Key challenges in securing cloud-native environments revolve around the use of Shadow IT (systems deployed by departments other than the central IT department), added complexities due to “sprawl” caused by organizations adopting and deploying solutions before they have put a comprehensive security strategy in place; and an absence of container runtime protection.
In response, organizations must design and implement a comprehensive security solution to protect against an expanding array of threats and increasingly sophisticated attacks within the cloud environment.
Prevention is better than cure
For cloud-native architectures, focusing on security cannot wait until deployment. Given the radical shift in attacker focus, security must be embedded during development. The best way to achieve this is to implement a “shift left” security strategy.
In its simplest terms, shift left security is moving security to the earliest possible point in the development process. Modern CI/CD is typically a multi-stage process and security teams become involved in the concluding steps of operations and monitoring, when it’s too late.
There are multiple benefits to a shift-left approach, reducing not only cyber risk but also costs. According to The System Sciences Institute at IBM, addressing security issues in the design phase is six times cheaper than during implementation and 15 times cheaper during testing.
It’s essential that during cloud journeys, security teams are given the time and space to plan and embed security processes and tools into the CI/CD pipeline.

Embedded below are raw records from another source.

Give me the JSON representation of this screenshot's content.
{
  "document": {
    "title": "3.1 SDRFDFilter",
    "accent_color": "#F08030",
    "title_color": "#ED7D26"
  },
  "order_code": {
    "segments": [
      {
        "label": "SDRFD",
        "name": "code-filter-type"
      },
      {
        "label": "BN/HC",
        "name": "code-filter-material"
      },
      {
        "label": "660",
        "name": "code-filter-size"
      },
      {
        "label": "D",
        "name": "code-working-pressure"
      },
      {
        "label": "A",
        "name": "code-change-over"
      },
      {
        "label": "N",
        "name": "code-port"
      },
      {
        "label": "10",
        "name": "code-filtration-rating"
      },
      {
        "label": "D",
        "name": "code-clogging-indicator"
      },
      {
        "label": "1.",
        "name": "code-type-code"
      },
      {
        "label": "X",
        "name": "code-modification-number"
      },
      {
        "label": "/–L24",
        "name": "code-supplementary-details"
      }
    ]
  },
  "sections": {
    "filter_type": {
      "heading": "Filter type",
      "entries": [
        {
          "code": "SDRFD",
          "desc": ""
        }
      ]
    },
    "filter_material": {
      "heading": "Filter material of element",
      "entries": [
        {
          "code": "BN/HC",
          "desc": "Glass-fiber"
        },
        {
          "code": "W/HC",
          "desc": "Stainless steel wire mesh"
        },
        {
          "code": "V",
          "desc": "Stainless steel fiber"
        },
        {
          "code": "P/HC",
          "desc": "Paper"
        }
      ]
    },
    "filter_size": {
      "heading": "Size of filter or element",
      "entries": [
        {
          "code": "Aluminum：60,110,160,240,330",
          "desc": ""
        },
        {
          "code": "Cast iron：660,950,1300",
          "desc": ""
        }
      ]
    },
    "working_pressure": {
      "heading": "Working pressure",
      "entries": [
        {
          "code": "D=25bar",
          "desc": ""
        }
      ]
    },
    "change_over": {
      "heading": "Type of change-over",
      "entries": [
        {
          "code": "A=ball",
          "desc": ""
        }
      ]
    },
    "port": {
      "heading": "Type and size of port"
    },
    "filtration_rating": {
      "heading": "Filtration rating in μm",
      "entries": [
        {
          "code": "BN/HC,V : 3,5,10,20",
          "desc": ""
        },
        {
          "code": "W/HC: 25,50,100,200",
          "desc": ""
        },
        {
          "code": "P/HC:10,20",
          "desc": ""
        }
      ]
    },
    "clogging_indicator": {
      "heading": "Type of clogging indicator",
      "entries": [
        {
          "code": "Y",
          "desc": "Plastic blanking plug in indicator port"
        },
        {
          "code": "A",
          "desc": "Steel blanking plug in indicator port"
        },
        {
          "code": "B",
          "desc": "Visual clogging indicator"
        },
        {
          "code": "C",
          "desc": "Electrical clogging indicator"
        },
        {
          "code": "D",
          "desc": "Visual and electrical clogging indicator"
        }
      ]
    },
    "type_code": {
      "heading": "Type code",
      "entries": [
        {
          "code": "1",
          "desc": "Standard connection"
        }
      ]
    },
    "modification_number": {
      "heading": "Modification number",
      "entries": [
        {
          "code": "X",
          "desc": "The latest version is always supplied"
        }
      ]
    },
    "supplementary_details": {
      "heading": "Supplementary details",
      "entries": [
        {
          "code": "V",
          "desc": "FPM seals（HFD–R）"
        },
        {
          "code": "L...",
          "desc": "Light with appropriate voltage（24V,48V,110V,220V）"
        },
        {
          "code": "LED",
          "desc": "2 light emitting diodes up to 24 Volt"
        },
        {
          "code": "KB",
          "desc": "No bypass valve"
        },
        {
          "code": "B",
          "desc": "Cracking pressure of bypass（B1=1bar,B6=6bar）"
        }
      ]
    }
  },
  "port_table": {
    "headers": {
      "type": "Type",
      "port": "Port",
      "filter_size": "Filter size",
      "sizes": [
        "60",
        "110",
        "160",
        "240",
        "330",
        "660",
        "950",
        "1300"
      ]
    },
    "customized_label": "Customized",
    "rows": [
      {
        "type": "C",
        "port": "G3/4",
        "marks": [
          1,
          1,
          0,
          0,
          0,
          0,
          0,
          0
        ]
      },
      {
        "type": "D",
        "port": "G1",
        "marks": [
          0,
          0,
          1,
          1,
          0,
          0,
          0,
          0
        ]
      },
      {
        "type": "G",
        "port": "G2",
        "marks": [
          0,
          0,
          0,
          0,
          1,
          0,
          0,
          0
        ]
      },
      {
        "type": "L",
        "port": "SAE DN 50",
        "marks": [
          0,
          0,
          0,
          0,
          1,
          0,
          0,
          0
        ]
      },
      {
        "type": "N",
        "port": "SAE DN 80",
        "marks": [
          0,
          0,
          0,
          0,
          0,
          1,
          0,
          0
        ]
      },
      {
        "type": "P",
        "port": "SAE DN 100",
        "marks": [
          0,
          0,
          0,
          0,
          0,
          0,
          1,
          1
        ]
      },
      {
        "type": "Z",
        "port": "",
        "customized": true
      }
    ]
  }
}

CNAPP – a better-together story
Traditionally there’s been a tri-sector approach to cloud security, made up of three different stages: CASB – A Cloud Access Security Broker acting as a checkpoint between the user and an application; CSPM – Cloud Security Posture Management preventing misconfigurations and supporting compliance during the test and build stage; and CWP – Cloud Workload Protection, covering deployment and operation of an application.
However, the integration of these separate products from different vendors (or sometimes even the same vendor) can cause a headache for IT teams as many don’t integrate very well or work together at all. This is also leading to a lack of end-to-end visibility in the cloud, creating blind spots that can be exploited by cybercriminals.

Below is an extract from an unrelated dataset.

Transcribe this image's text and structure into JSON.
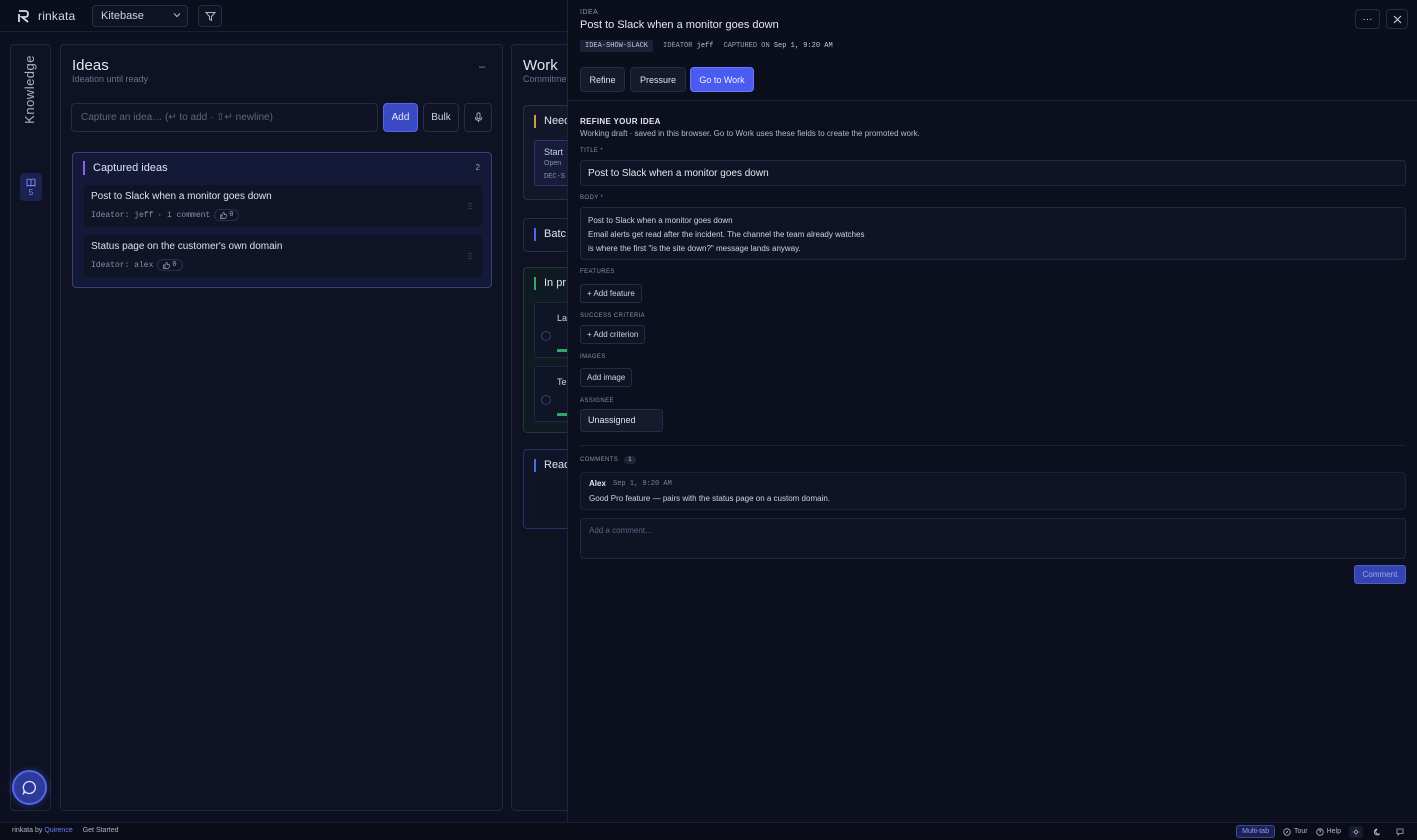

To meet the security challenges of being cloud-native head-on, more organizations are turning to a new cloud security stack, that brings together the best of CSPM and CWP. While not exactly a catchy title, Cloud Native App Protection Platforms (CNAPP for short) are changing the game.
Relatively new to the cloud security market, CNAPP provides the optimal level of protection for cloud infrastructure across the lifecycle, from build time through to run time.
This consolidation is delivering many benefits: it’s easier for skillsets as individuals no longer have to correlate information from different analytics platforms, it reduces human error, provides more context about security threats and reduces spend on multiple cloud security products. Ultimately, this equates to a more secure cloud environment while reducing demands on already overstretched IT teams.
When looking for a CNAPP solution, there are certain criteria to look out for. The first is the full integration of CSPM and CWP into one management console that’s 100 percent cloud-native. The second is that it leverages the power of machine learning (ML), artificial intelligence (AI), indicators of attack (IOAs), and behavioral detections and analytics combined with human threat hunters to give continuous runtime protection. The third is end-to-end visibility from endpoint to cloud, and finally, that the platform delivers the same level of protection for on-premises and serverless containers.
The CNAPP space is an exciting space that’s maturing quickly, with more vendors entering the market with innovative solutions every year, helping organizations to achieve complete security and compliance for cloud-native applications. Watch this space!